ABSTRACT

This chapter tackles the issue of how software packages are selected. As with many topics in the social sciences, the debate surrounding the choice and purchase of technologies is polarised across a number of incommensurable positions. A major line of argument has been between, on the one hand, technocratic analyses advanced, for example, by Economics, Management and Engineering accounts, where the assumption is that sufficient information is available about the properties of artefacts to enable rational choice to be made, and, on the other, more sociological and critical approaches which emphasise the profound uncertainties surrounding procurement, the consequent contestability of claims about the properties of technology, and the ‘negotiability’ of the criteria used to assess objects. In this latter view, choice of one technology over another is seen to reside not in the objective properties of the artefact as revealed by a formal technical or economic assessment but to be, of necessity, refracted through or, in some accounts, driven by the micro-politics of the organisation, the commitments of the various actors, prevalent rhetorics, fads, etc. (Grint and Woolgar 1997; Neyland and Woolgar 2002). While sympathetic to the critical account, we are dissatisfied with the

relativist outcome and portrayal of technology selection as divorced from formal decision-making criteria, particularly when it seems to us that procurement is subject to powerful, albeit complex, rationales. In contrast, we suggest that the formal assessment criteria we have adopted will guide and transform the technology selection process.
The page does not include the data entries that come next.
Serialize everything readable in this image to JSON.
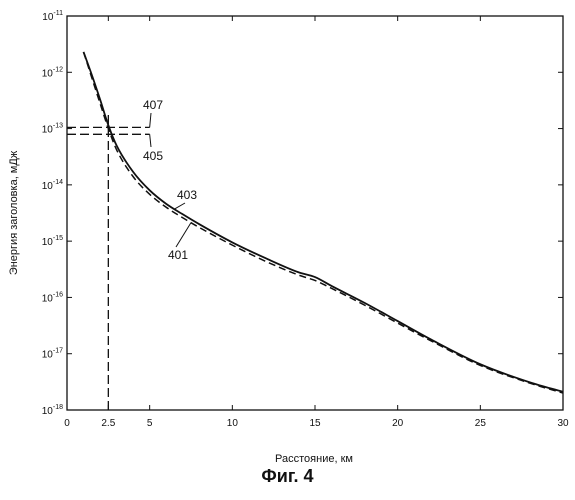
{
  "chart_data": {
    "type": "line",
    "title": "",
    "xlabel": "Расстояние, км",
    "ylabel": "Энергия заголовка, мДж",
    "xlim": [
      0,
      30
    ],
    "ylim": [
      1e-18,
      1e-11
    ],
    "y_scale": "log",
    "x_ticks": [
      {
        "value": 0,
        "label": "0"
      },
      {
        "value": 2.5,
        "label": "2.5"
      },
      {
        "value": 5,
        "label": "5"
      },
      {
        "value": 10,
        "label": "10"
      },
      {
        "value": 15,
        "label": "15"
      },
      {
        "value": 20,
        "label": "20"
      },
      {
        "value": 25,
        "label": "25"
      },
      {
        "value": 30,
        "label": "30"
      }
    ],
    "y_ticks": [
      {
        "value": 1e-11,
        "base": "10",
        "exp": "-11"
      },
      {
        "value": 1e-12,
        "base": "10",
        "exp": "-12"
      },
      {
        "value": 1e-13,
        "base": "10",
        "exp": "-13"
      },
      {
        "value": 1e-14,
        "base": "10",
        "exp": "-14"
      },
      {
        "value": 1e-15,
        "base": "10",
        "exp": "-15"
      },
      {
        "value": 1e-16,
        "base": "10",
        "exp": "-16"
      },
      {
        "value": 1e-17,
        "base": "10",
        "exp": "-17"
      },
      {
        "value": 1e-18,
        "base": "10",
        "exp": "-18"
      }
    ],
    "grid": false,
    "series": [
      {
        "name": "403",
        "style": "solid",
        "x": [
          1.0,
          1.5,
          2.0,
          2.5,
          3.0,
          4.0,
          5.0,
          6.0,
          7.0,
          8.0,
          10.0,
          12.0,
          14.0,
          15.0,
          16.0,
          18.0,
          20.0,
          22.0,
          25.0,
          28.0,
          30.0
        ],
        "y": [
          2.3e-12,
          9e-13,
          3.3e-13,
          1.15e-13,
          5e-14,
          1.7e-14,
          8e-15,
          4.6e-15,
          3e-15,
          2e-15,
          9.5e-16,
          5e-16,
          2.8e-16,
          2.3e-16,
          1.6e-16,
          8e-17,
          3.8e-17,
          1.8e-17,
          6.5e-18,
          3.1e-18,
          2.1e-18
        ]
      },
      {
        "name": "401",
        "style": "dashed",
        "x": [
          1.0,
          1.5,
          2.0,
          2.5,
          3.0,
          4.0,
          5.0,
          6.0,
          7.0,
          8.0,
          10.0,
          12.0,
          14.0,
          15.0,
          16.0,
          18.0,
          20.0,
          22.0,
          25.0,
          28.0,
          30.0
        ],
        "y": [
          2.3e-12,
          8e-13,
          2.8e-13,
          1e-13,
          4.2e-14,
          1.4e-14,
          6.8e-15,
          4e-15,
          2.6e-15,
          1.75e-15,
          8.5e-16,
          4.4e-16,
          2.5e-16,
          2e-16,
          1.45e-16,
          7.3e-17,
          3.5e-17,
          1.7e-17,
          6.2e-18,
          3e-18,
          2e-18
        ]
      }
    ],
    "reference_lines": [
      {
        "label": "407",
        "type": "horizontal",
        "value": 1.05e-13,
        "x_end": 5
      },
      {
        "label": "405",
        "type": "horizontal",
        "value": 7.9e-14,
        "x_end": 5
      },
      {
        "type": "vertical",
        "value": 2.5
      }
    ],
    "annotations": [
      {
        "text": "407",
        "target": "407"
      },
      {
        "text": "405",
        "target": "405"
      },
      {
        "text": "403",
        "target": "403"
      },
      {
        "text": "401",
        "target": "401"
      }
    ],
    "caption": "Фиг. 4"
  }
}
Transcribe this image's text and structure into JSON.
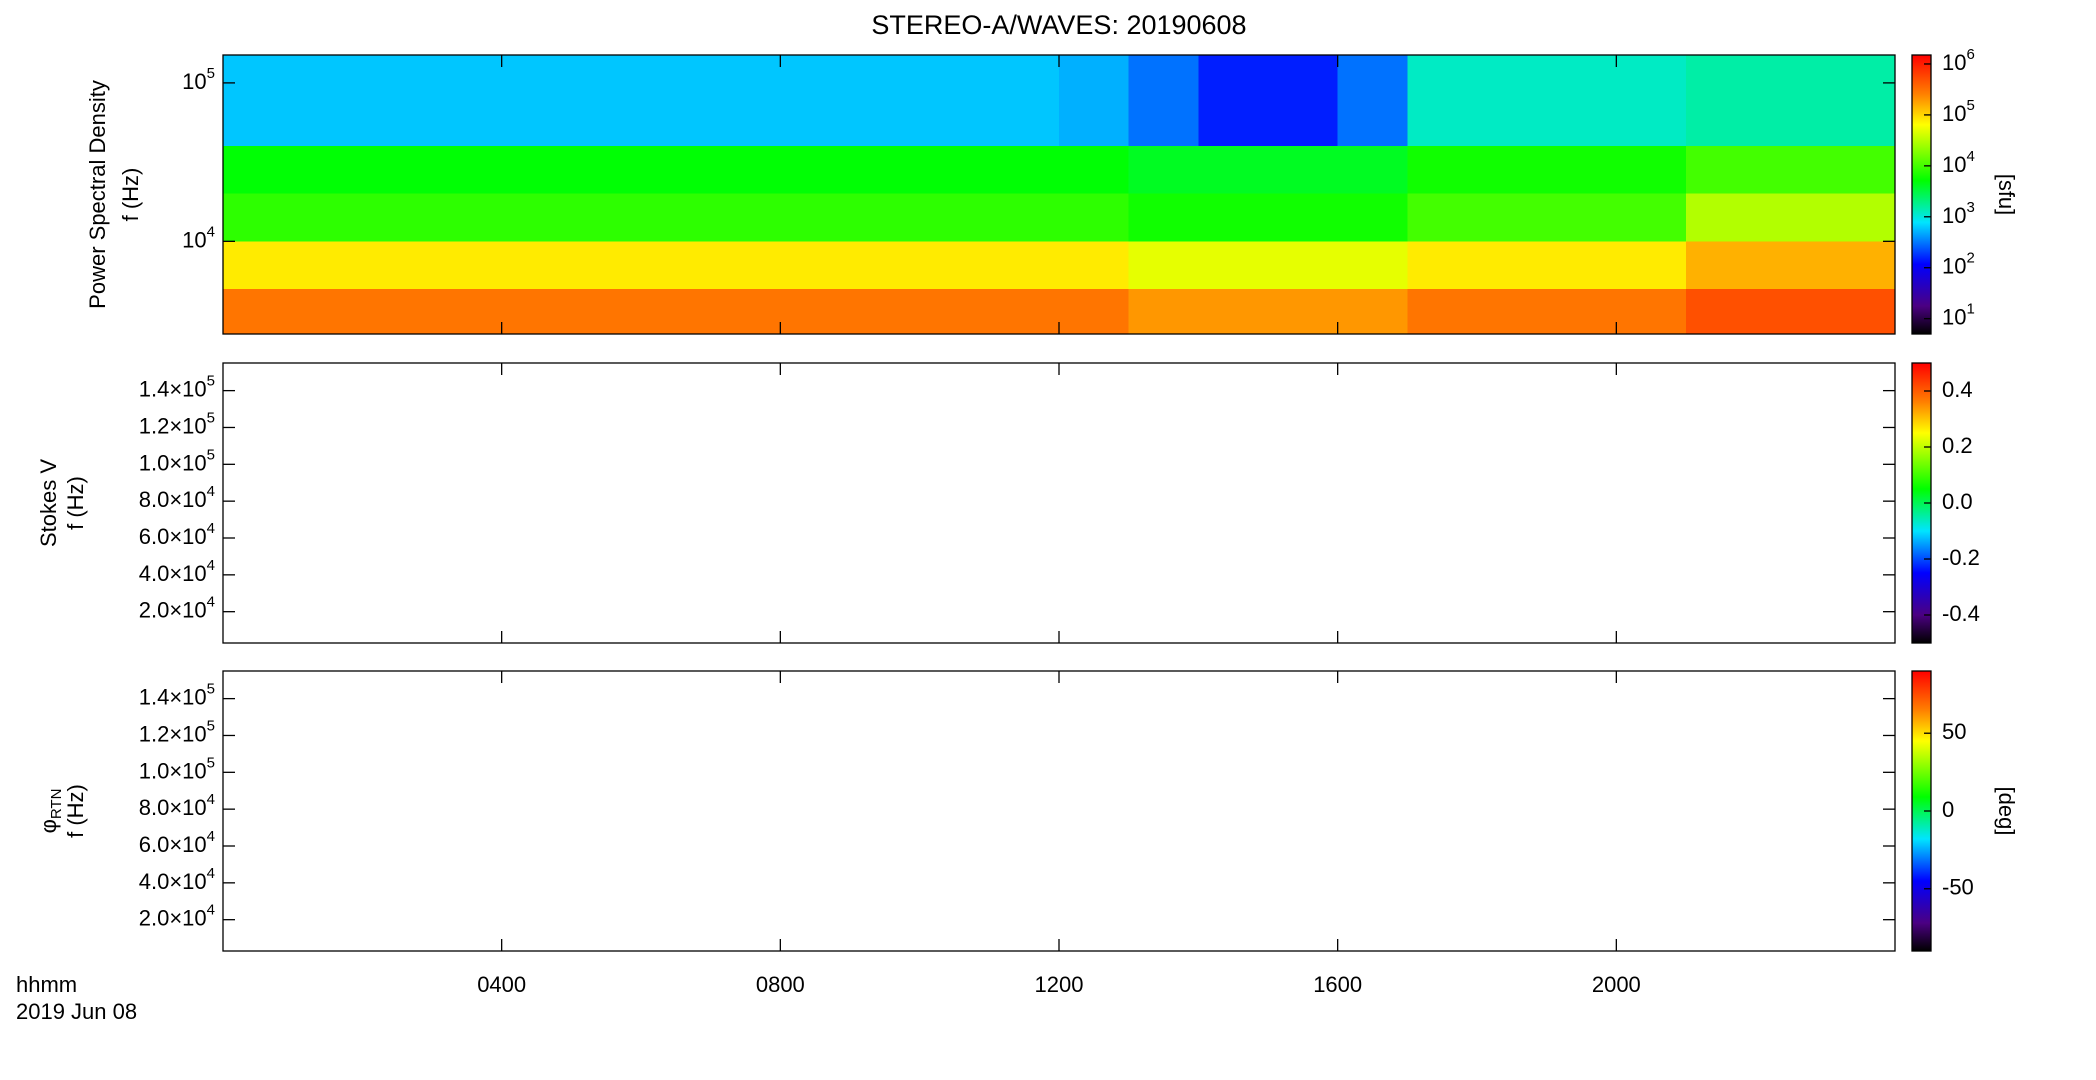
{
  "chart_data": [
    {
      "type": "heatmap",
      "title": "STEREO-A/WAVES: 20190608",
      "ylabel": [
        "Power Spectral Density",
        "f (Hz)"
      ],
      "ylog": true,
      "ylim": [
        2600,
        150000
      ],
      "yticks": [
        {
          "value": 10000,
          "label": "10",
          "sup": "4"
        },
        {
          "value": 100000,
          "label": "10",
          "sup": "5"
        }
      ],
      "xlim": [
        0,
        24
      ],
      "xticks": [
        4,
        8,
        12,
        16,
        20
      ],
      "x_edges": [
        0,
        1,
        2,
        3,
        4,
        5,
        6,
        7,
        8,
        9,
        10,
        11,
        12,
        13,
        14,
        15,
        16,
        17,
        18,
        19,
        20,
        21,
        22,
        23,
        24
      ],
      "y_edges": [
        2600,
        5000,
        10000,
        20000,
        40000,
        150000
      ],
      "z": [
        [
          300000,
          300000,
          300000,
          300000,
          300000,
          300000,
          300000,
          300000,
          300000,
          300000,
          300000,
          300000,
          300000,
          200000,
          200000,
          200000,
          200000,
          300000,
          300000,
          300000,
          300000,
          500000,
          500000,
          500000
        ],
        [
          80000,
          80000,
          80000,
          80000,
          80000,
          80000,
          80000,
          80000,
          80000,
          80000,
          80000,
          80000,
          80000,
          50000,
          50000,
          50000,
          50000,
          80000,
          80000,
          80000,
          80000,
          150000,
          150000,
          150000
        ],
        [
          8000,
          8000,
          8000,
          8000,
          8000,
          8000,
          8000,
          8000,
          8000,
          8000,
          8000,
          8000,
          8000,
          6000,
          6000,
          6000,
          6000,
          10000,
          10000,
          10000,
          10000,
          30000,
          30000,
          30000
        ],
        [
          5000,
          5000,
          5000,
          5000,
          5000,
          5000,
          5000,
          5000,
          5000,
          5000,
          5000,
          5000,
          5000,
          4000,
          4000,
          4000,
          4000,
          6000,
          6000,
          6000,
          6000,
          10000,
          10000,
          10000
        ],
        [
          600,
          600,
          600,
          600,
          600,
          600,
          600,
          600,
          600,
          600,
          600,
          600,
          500,
          300,
          150,
          150,
          300,
          1200,
          1200,
          1200,
          1200,
          1500,
          1500,
          1500
        ]
      ],
      "colormap": "rainbow",
      "zlog": true,
      "zlim": [
        5,
        1500000
      ],
      "zticks": [
        {
          "value": 10,
          "label": "10",
          "sup": "1"
        },
        {
          "value": 100,
          "label": "10",
          "sup": "2"
        },
        {
          "value": 1000,
          "label": "10",
          "sup": "3"
        },
        {
          "value": 10000,
          "label": "10",
          "sup": "4"
        },
        {
          "value": 100000,
          "label": "10",
          "sup": "5"
        },
        {
          "value": 1000000,
          "label": "10",
          "sup": "6"
        }
      ],
      "zlabel": "[sfu]"
    },
    {
      "type": "heatmap",
      "ylabel": [
        "Stokes V",
        "f (Hz)"
      ],
      "ylim": [
        3000,
        155000
      ],
      "yticks": [
        {
          "value": 20000,
          "label": "2.0×10",
          "sup": "4"
        },
        {
          "value": 40000,
          "label": "4.0×10",
          "sup": "4"
        },
        {
          "value": 60000,
          "label": "6.0×10",
          "sup": "4"
        },
        {
          "value": 80000,
          "label": "8.0×10",
          "sup": "4"
        },
        {
          "value": 100000,
          "label": "1.0×10",
          "sup": "5"
        },
        {
          "value": 120000,
          "label": "1.2×10",
          "sup": "5"
        },
        {
          "value": 140000,
          "label": "1.4×10",
          "sup": "5"
        }
      ],
      "xlim": [
        0,
        24
      ],
      "xticks": [
        4,
        8,
        12,
        16,
        20
      ],
      "colormap": "rainbow",
      "zlim": [
        -0.5,
        0.5
      ],
      "zticks": [
        -0.4,
        -0.2,
        {
          "value": 0,
          "label": "0.0"
        },
        0.2,
        0.4
      ]
    },
    {
      "type": "heatmap",
      "ylabel": [
        "φ",
        "f (Hz)"
      ],
      "ylabel_sub": "RTN",
      "ylim": [
        3000,
        155000
      ],
      "yticks": [
        {
          "value": 20000,
          "label": "2.0×10",
          "sup": "4"
        },
        {
          "value": 40000,
          "label": "4.0×10",
          "sup": "4"
        },
        {
          "value": 60000,
          "label": "6.0×10",
          "sup": "4"
        },
        {
          "value": 80000,
          "label": "8.0×10",
          "sup": "4"
        },
        {
          "value": 100000,
          "label": "1.0×10",
          "sup": "5"
        },
        {
          "value": 120000,
          "label": "1.2×10",
          "sup": "5"
        },
        {
          "value": 140000,
          "label": "1.4×10",
          "sup": "5"
        }
      ],
      "xlim": [
        0,
        24
      ],
      "xticks": [
        {
          "value": 4,
          "label": "0400"
        },
        {
          "value": 8,
          "label": "0800"
        },
        {
          "value": 12,
          "label": "1200"
        },
        {
          "value": 16,
          "label": "1600"
        },
        {
          "value": 20,
          "label": "2000"
        }
      ],
      "xlabel": "hhmm",
      "date": "2019 Jun 08",
      "colormap": "rainbow",
      "zlim": [
        -90,
        90
      ],
      "zticks": [
        -50,
        0,
        50
      ],
      "zlabel": "[deg]"
    }
  ]
}
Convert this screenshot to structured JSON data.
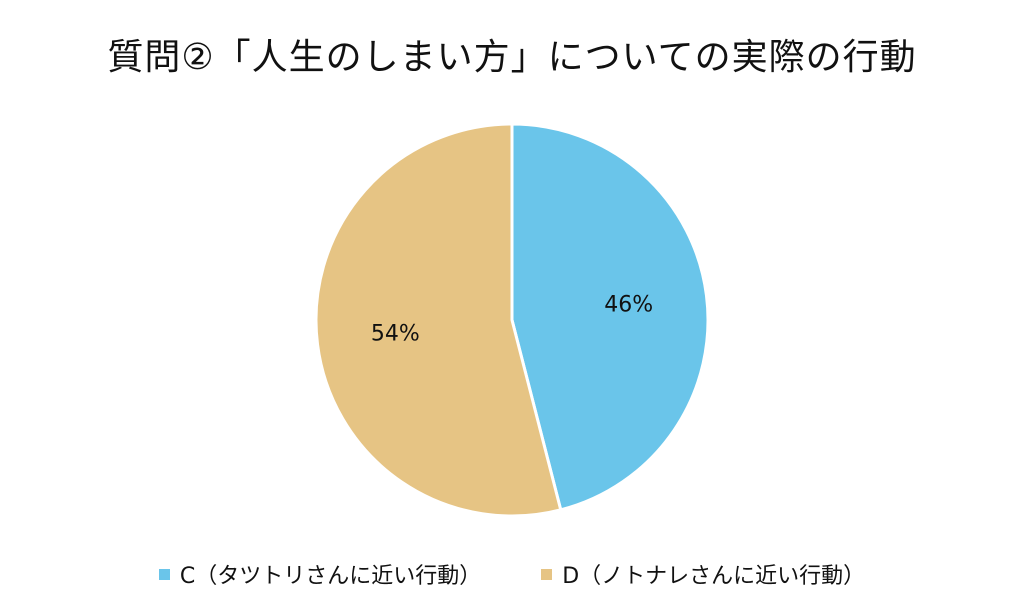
{
  "chart_data": {
    "type": "pie",
    "title": "質問②「人生のしまい方」についての実際の行動",
    "categories": [
      "C（タツトリさんに近い行動）",
      "D（ノトナレさんに近い行動）"
    ],
    "values": [
      46,
      54
    ],
    "labels": [
      "46%",
      "54%"
    ],
    "colors": [
      "#6ac5ea",
      "#e6c484"
    ],
    "legend_position": "bottom",
    "start": "12-o'clock",
    "direction": "clockwise"
  }
}
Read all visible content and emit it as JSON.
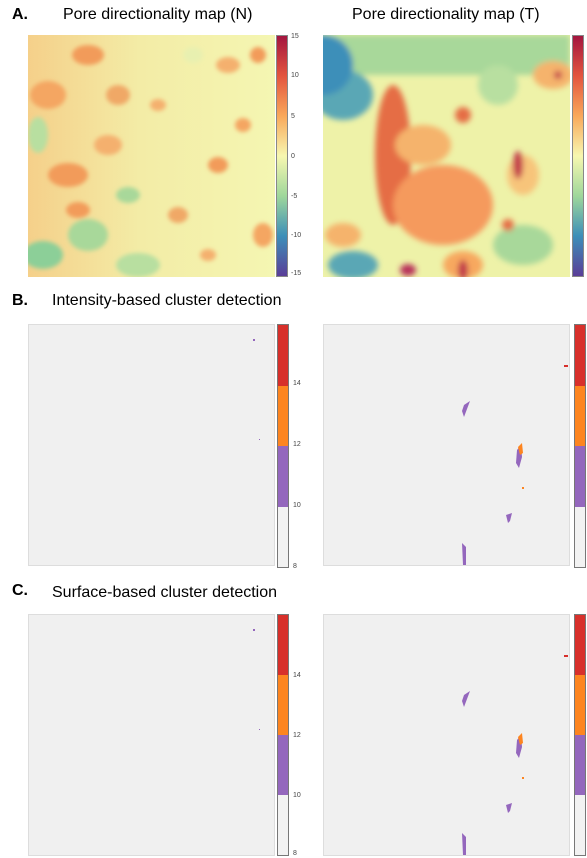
{
  "panels": {
    "a_label": "A.",
    "b_label": "B.",
    "c_label": "C."
  },
  "titles": {
    "map_n": "Pore directionality map (N)",
    "map_t": "Pore directionality map (T)",
    "intensity": "Intensity-based cluster detection",
    "surface": "Surface-based cluster detection"
  },
  "colorbar_ticks": [
    "15",
    "10",
    "5",
    "0",
    "-5",
    "-10",
    "-15"
  ],
  "cluster_ticks": [
    "14",
    "12",
    "10",
    "8"
  ],
  "colors": {
    "red": "#d7302b",
    "orange": "#fd8520",
    "purple": "#9467bd",
    "light": "#f2f2f2",
    "heat_bg": "#f4f3a8"
  }
}
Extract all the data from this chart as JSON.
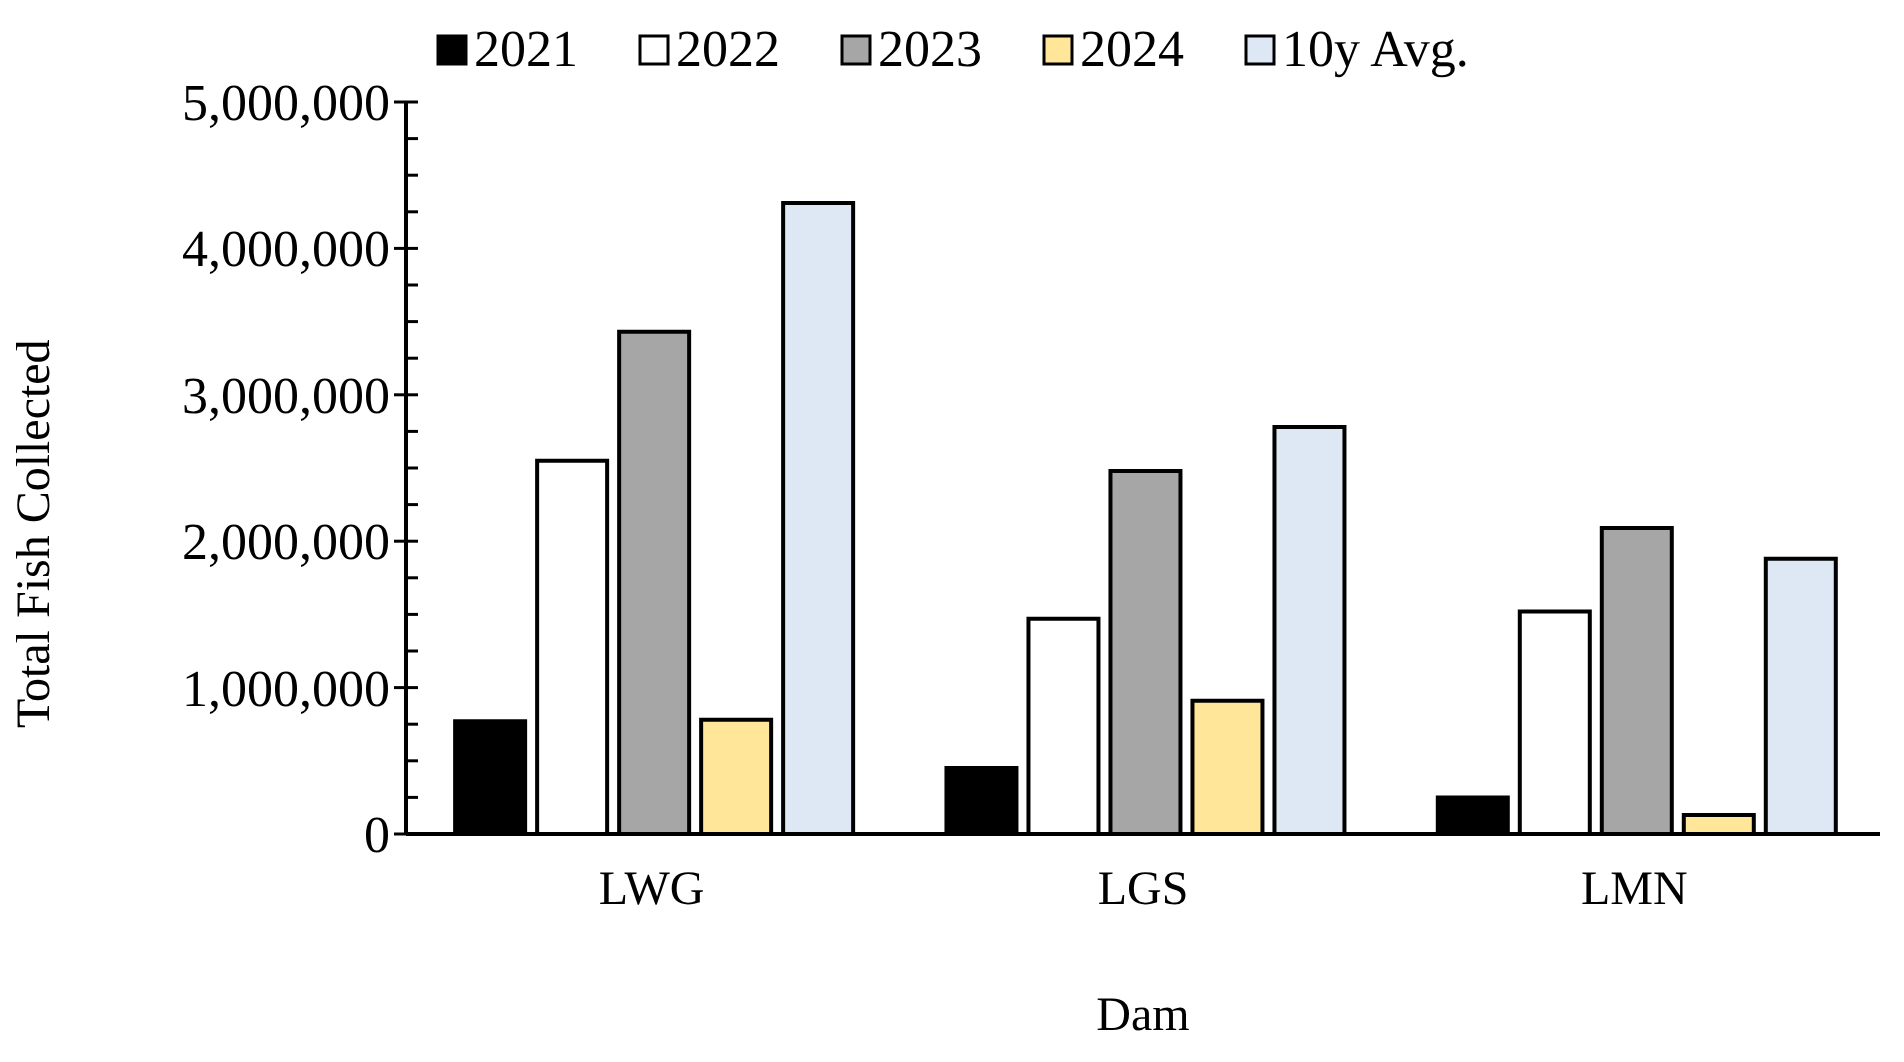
{
  "chart_data": {
    "type": "bar",
    "xlabel": "Dam",
    "ylabel": "Total Fish Collected",
    "categories": [
      "LWG",
      "LGS",
      "LMN"
    ],
    "series": [
      {
        "name": "2021",
        "color": "#000000",
        "values": [
          770000,
          450000,
          250000
        ]
      },
      {
        "name": "2022",
        "color": "#ffffff",
        "values": [
          2550000,
          1470000,
          1520000
        ]
      },
      {
        "name": "2023",
        "color": "#a6a6a6",
        "values": [
          3430000,
          2480000,
          2090000
        ]
      },
      {
        "name": "2024",
        "color": "#ffe699",
        "values": [
          780000,
          910000,
          130000
        ]
      },
      {
        "name": "10y Avg.",
        "color": "#dee8f4",
        "values": [
          4310000,
          2780000,
          1880000
        ]
      }
    ],
    "ylim": [
      0,
      5000000
    ],
    "yticks": [
      0,
      {
        "value": 250000,
        "label": null
      },
      {
        "value": 500000,
        "label": null
      },
      {
        "value": 750000,
        "label": null
      },
      {
        "value": 1000000,
        "label": "1,000,000"
      },
      {
        "value": 1250000,
        "label": null
      },
      {
        "value": 1500000,
        "label": null
      },
      {
        "value": 1750000,
        "label": null
      },
      {
        "value": 2000000,
        "label": "2,000,000"
      },
      {
        "value": 2250000,
        "label": null
      },
      {
        "value": 2500000,
        "label": null
      },
      {
        "value": 2750000,
        "label": null
      },
      {
        "value": 3000000,
        "label": "3,000,000"
      },
      {
        "value": 3250000,
        "label": null
      },
      {
        "value": 3500000,
        "label": null
      },
      {
        "value": 3750000,
        "label": null
      },
      {
        "value": 4000000,
        "label": "4,000,000"
      },
      {
        "value": 4250000,
        "label": null
      },
      {
        "value": 4500000,
        "label": null
      },
      {
        "value": 4750000,
        "label": null
      },
      {
        "value": 5000000,
        "label": "5,000,000"
      }
    ],
    "grid": false,
    "legend": "top"
  }
}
Our thinking is influenced by the work of those scholars who have become sensitive to the interrelationship between these two positions, in particular the work of Callon (1998, 1999; Callon and Muniesa 2005) and MacKenzie (1992, 2003, 2006a, 2006b) which has examined the contrasting explanations that economists and sociologists offer for the functioning of economic and financial markets. They both suggest that the gulf that exists between these two viewpoints is unhelpful. MacKenzie (1992) raised the idea that these disciplines offer tools with different kinds of explanatory power. Economic tools, he suggests, are

well honed for assessing the aggregate outcomes of highly regularised behaviour, where there are more or less formal criteria in play. Sociological tools (and here he refers to contemporary actor-centred accounts) are best honed for exploring the particularities of behaviour in their more or less unique historical, geographical and social settings. Callon too focuses on the efficacy of the tools that both disciplines bring to bear, but he takes the discussion further by investigating why one set of explanatory mechanisms appears to be more successful. His conclusions, which have sparked an intense debate in the field of Economic Sociology and beyond, are that certain theories and tools not only describe but also help to create the settings in which they are applied. In other words, certain theoretical constructs appear to more accurately reflect their setting because they are performed in (and in so doing help constitute) that setting. It is the notion of ‘performance’ (and ‘performativity’) which is crucial

here. The term suggests that certain phenomena are, to a substantial degree, brought into existence and sustained through the actual ‘doing of them’ (Callon 1998, 1999; MacKenzie 2006a, 2006b). Callon and MacKenzie have applied this concept in Economic Sociology to explain how markets may be brought into being. Callon suggests that if people are to trade and purchase goods in a ‘market’ (as opposed to any of the other ways the exchange of goods might occur) then the market has to be continually performed. The strength of his work lies in the conceptual framework he introduces to show this performance. For instance, he discusses and confirms the existence of homo economicus, suggesting that economic man does indeed exist but only because ‘he’ is brought into being through a process of ‘disentanglement’ and ‘framing’.1 It is because of disentanglement/framing, says Callon, that actors can make decisions which appear ‘calculated’ and ‘rational’. Callon also introduces a third term, ‘overflowing’, to emphasise the constant need to reframe as new information relevant to the decision comes forward. Petter Holm (2007) describes how, in Callon’s approach, actors and

objects are so thoroughly entangled in ‘sticky cultural contexts’ that these processes of framing and disentanglement are crucial if market actors are to evaluate and calculate the likely results of their decisions: buyer and seller must be constructed as ‘autonomous agencies’ and the object to be sold must be constructed as stable and commodity-like. Importantly, the mechanisms that enable this decontextualisation are not part of ‘human nature’ but have to be actively constructed (ibid.). To put it more in the terms we want to develop in this chapter, various assessment and comparative measures must be defined, constructed and put in place if framing and disentanglement are to take place. Paraphrasing Holm, the more taken for granted, embedded and ‘thing-like’ these measures become, the more effective they will be in untangling objects from their social, cultural and technological contexts, and thus enabling actors to make the calculated decision they desire (ibid.). These are important ideas, which, if they can be applied to the study of decision-making during economic transactions, can also be useful for understanding the choice of one software package over another.